Trust is everything. Even if you have the right product at the right time, don’t go into China unless you have someone there who you can absolutely trust. The market is just too different and fast to try without that. The IP laws are getting much better, but it is still important to protect your IP considering legal, process and personnel decisions. You hear stories about companies that start their business with big fanfare, only to have the concept fizzle… and learn that a new start-up composed of many of the ex-employees and executives has been started.
Get to know the people. One of my favorite parts of going to China has been getting to know the Ayla employees in China and to meet their families. The same is true for our partners there. China is so relationship-focused, and the relationships formed there extend way beyond business.
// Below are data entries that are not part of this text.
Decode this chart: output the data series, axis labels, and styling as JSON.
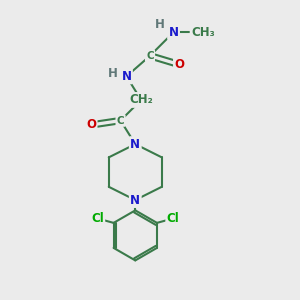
{
  "background_color": "#ebebeb",
  "bond_color": "#3a7a4a",
  "bond_width": 1.5,
  "atom_colors": {
    "N": "#1a1acc",
    "O": "#cc0000",
    "C": "#3a7a4a",
    "Cl": "#00aa00",
    "H": "#607878"
  },
  "font_size": 8.5,
  "fig_size": [
    3.0,
    3.0
  ],
  "xlim": [
    0,
    10
  ],
  "ylim": [
    0,
    10
  ]
}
Can you please give us your favorite “Life Lesson Quote”? Can you share how that was relevant to you in your life?.
Be a good human and surround yourself with good humans.
It is a great way to think about building a company, and equally important as a lesson for my kids. I work with Phillip absolutely because he is a great human. We built Ayla with a no a**hole policy early on. At the same time, it is just as important to be empathetic and treat people with respect. It is such a simple and powerful way to go through life.
You are a person of great influence. If you could inspire a movement that would bring the most amount of good to the most amount of people, what would that be?
I want to make it easier for humans to care for other humans, and to care for themselves through technology. I can see the technology and costs coming together very quickly to provide a much higher level of care for those who need it. People should be able to lead healthier lives by having a much better understanding of their evolving health trends. Chronically ill or aging — the majority of the cost in our healthcare system — should be able receive care faster and remote from hospitals to lead a better life. This all comes with important privacy issues that need to be addressed, and everyone has to make their own choices regarding care, but I think the benefits are too massive to ignore.